CARICOM 38 | Cut travel tax to bring region closer together, says Mitchell
Cutting taxes on air travel tickets is among the measures Grenada's Prime Minister Dr Keith Mitchell says are needed in the region to help foster greater intra-regional travel and close what he labelled the political distance between CARICOM and its citizens.
"It is widely chronicled about CARICOM that intra-regional trade is obstructed by non-tariff barriers which all affect our global competitiveness," said Mitchell, the new CARICOM chairman at last night's opening of the 38th regular meeting of heads of government at the Grenada Trade Centre in St George's, Grenada.
He said deepening the partnership requires "that we urgently dispel with the knee-jerk nationalistic response in the change for higher community ideals in some key areas. Those areas, he listed were transport and connectivity.
"Transportation is the lifeblood of our integration process. Domestic and intra-regional air travel, added to low service competition and high travel costs all culminate in the reality that Caribbean countries connect more easily to destinations outside of the region than to destinations within members states."

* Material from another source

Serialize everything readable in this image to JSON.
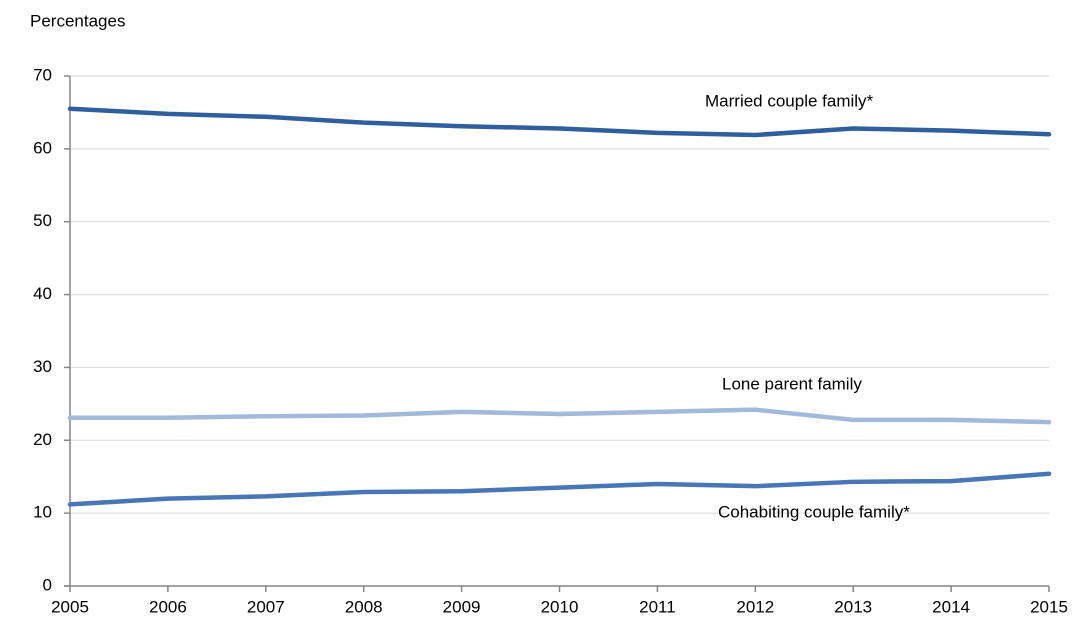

Mitchell said reducing air travel costs would help to change the situation. "It would represent a significant installment to the regional integration account if heads would collectively agree to reduce airline ticket taxes as well as other fees which [are attached] to the cost of intra-regional air travel."
Implementing the single ICT space, he added, is also an imperative and must be pursued quickly to completion to allow for improvement in the trade of goods and services, boosting communications.
Meanwhile David Granger, the president of Guyana, says now more than ever CARICOM has to be decisive in its actions in the face of uncertainties greeting CARICOM's international relations.
"The community finds itself today in an international situation that is replete with uncertainty and complexity," he said.
"United States policy as a result of changes in administration is uncertain; UK policy or its resolve to exit the European Union is uncertain ( EU); EU policy after the expiration of the Cotonou agreement is uncertain; African Union policy within the African Caribbean and Pacific group will be driven by the continent's collective interests, which are different from those of CARICOM; and Asian policy, as far as we are concerned, is uncertain."
He emphasised that CARICOM must be decisive in acting on proposals regarding the implementation of provisions under the CARICOM Single Market and Economy ( CSME) established over a decade ago to deepen economic growth and integration.
"The CSME is still the best vehicle to allow small states to compete in the global economy while promoting economic and social development. The CSME is the most ambitious project attempted by the community, it must not become our most ambiguous."